Notice carefully what happens next.  They arrive in Capernaum and enter the house (thought to be a base camp for Jesus) and Jesus asks a devastating question:



On the way, what was it you were discussing?[1]

A loaded question for he well knew.  While Jesus was teaching them about the fate that awaited him at the hands of men, they were arguing among themselves which one of them was the greatest.

    When Jesus first revealed to the Twelve, his most intimate disciples, what lay ahead In Jerusalem, Peter, the Rock, rebuked Jesus as if he were possessed by a demon for suggesting God’s Messiah would meet such a fate at the hands of the chief priests and elders.  Jesus calls him Satan.

   Now, a second time, Jesus tries to open their minds to the realities that lay ahead.  And what were they doing?
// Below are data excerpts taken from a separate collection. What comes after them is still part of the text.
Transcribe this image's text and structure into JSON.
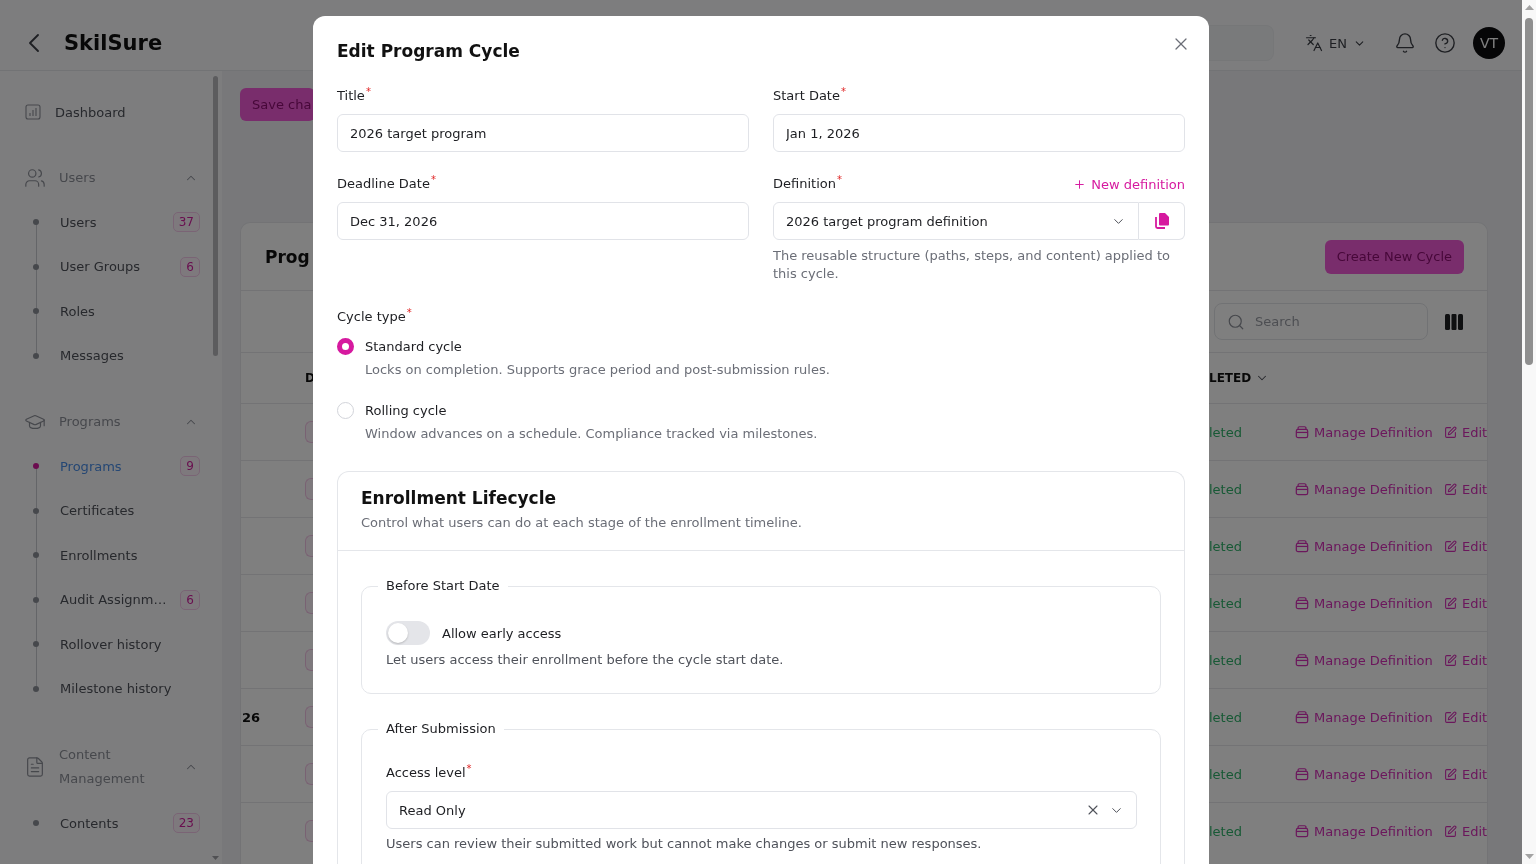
{
  "header": {
    "title": "SkilSure",
    "language": "EN",
    "avatar": "VT"
  },
  "sidebar": {
    "items": [
      {
        "kind": "link",
        "label": "Dashboard",
        "selected": false
      },
      {
        "kind": "group",
        "label": "Users",
        "expanded": true,
        "children": [
          {
            "label": "Users",
            "badge": "37",
            "selected": false
          },
          {
            "label": "User Groups",
            "badge": "6",
            "selected": false
          },
          {
            "label": "Roles",
            "selected": false
          },
          {
            "label": "Messages",
            "selected": false
          }
        ]
      },
      {
        "kind": "group",
        "label": "Programs",
        "expanded": true,
        "children": [
          {
            "label": "Programs",
            "badge": "9",
            "selected": true
          },
          {
            "label": "Certificates",
            "selected": false
          },
          {
            "label": "Enrollments",
            "selected": false
          },
          {
            "label": "Audit Assignm…",
            "badge": "6",
            "selected": false
          },
          {
            "label": "Rollover history",
            "selected": false
          },
          {
            "label": "Milestone history",
            "selected": false
          }
        ]
      },
      {
        "kind": "group",
        "label": "Content Management",
        "expanded": true,
        "children": [
          {
            "label": "Contents",
            "badge": "23",
            "selected": false
          }
        ]
      }
    ]
  },
  "main": {
    "save_button": "Save cha",
    "table_card": {
      "title": "Prog",
      "create_button": "Create New Cycle",
      "search": {
        "placeholder": "Search"
      },
      "columns": [
        "D",
        "LETED"
      ],
      "rows": [
        {
          "column_3": "leted",
          "actions": [
            "Manage Definition",
            "Edit"
          ]
        },
        {
          "column_3": "leted",
          "actions": [
            "Manage Definition",
            "Edit"
          ]
        },
        {
          "column_3": "leted",
          "actions": [
            "Manage Definition",
            "Edit"
          ]
        },
        {
          "column_3": "leted",
          "actions": [
            "Manage Definition",
            "Edit"
          ]
        },
        {
          "column_3": "leted",
          "actions": [
            "Manage Definition",
            "Edit"
          ]
        },
        {
          "column_1": "26",
          "column_3": "leted",
          "actions": [
            "Manage Definition",
            "Edit"
          ]
        },
        {
          "column_3": "leted",
          "actions": [
            "Manage Definition",
            "Edit"
          ]
        },
        {
          "column_3": "leted",
          "actions": [
            "Manage Definition",
            "Edit"
          ]
        }
      ]
    }
  },
  "dialog": {
    "title": "Edit Program Cycle",
    "fields": [
      {
        "kind": "text",
        "label": "Title$^{*}$",
        "value": "2026 target program"
      },
      {
        "kind": "date",
        "label": "Start Date$^{*}$",
        "value": "Jan 1, 2026"
      },
      {
        "kind": "date",
        "label": "Deadline Date$^{*}$",
        "value": "Dec 31, 2026"
      },
      {
        "kind": "select",
        "label": "Definition$^{*}$",
        "value": "2026 target program definition",
        "link": "New definition",
        "hint": "The reusable structure (paths, steps, and content) applied to this cycle."
      }
    ],
    "cycle_type": {
      "label": "Cycle type$^{*}$",
      "options": [
        {
          "label": "Standard cycle",
          "description": "Locks on completion. Supports grace period and post-submission rules.",
          "selected": true
        },
        {
          "label": "Rolling cycle",
          "description": "Window advances on a schedule. Compliance tracked via milestones.",
          "selected": false
        }
      ]
    },
    "lifecycle": {
      "title": "Enrollment Lifecycle",
      "subtitle": "Control what users can do at each stage of the enrollment timeline.",
      "groups": [
        {
          "kind": "toggle",
          "legend": "Before Start Date",
          "label": "Allow early access",
          "on": false,
          "description": "Let users access their enrollment before the cycle start date."
        },
        {
          "kind": "select",
          "legend": "After Submission",
          "label": "Access level$^{*}$",
          "value": "Read Only",
          "description": "Users can review their submitted work but cannot make changes or submit new responses."
        }
      ]
    }
  }
}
    Jesus sits down in the traditional pose of a teacher.  He gathers the Twelve around him, his most intimate apprentices.  And he spells it out for them.  If anyone among you wants to be first, then he must be the servant of all.[2]     Then Jesus reached out for a little child running around the house, put the child in front of these sickeningly ambitious men and points out a lesson that has yet to be learned, to be understood, and to be done:

                               Whoever receives one such child

                                in my name,

                                receives me,

                               and whoever receives me,

                               receives not me

                               but him who sent me.

Today, as we hear these words of our Lord Jesus, we do not need a sermon.  We need to weep - and to pray.

Joseph O’Hanlon


 

 

 

[1]  Don’t forget what “the way” means in the earliest Christian vocabulary.  Mark will have been well aware that the phrase would have a depth for meaning for his readers/hearers.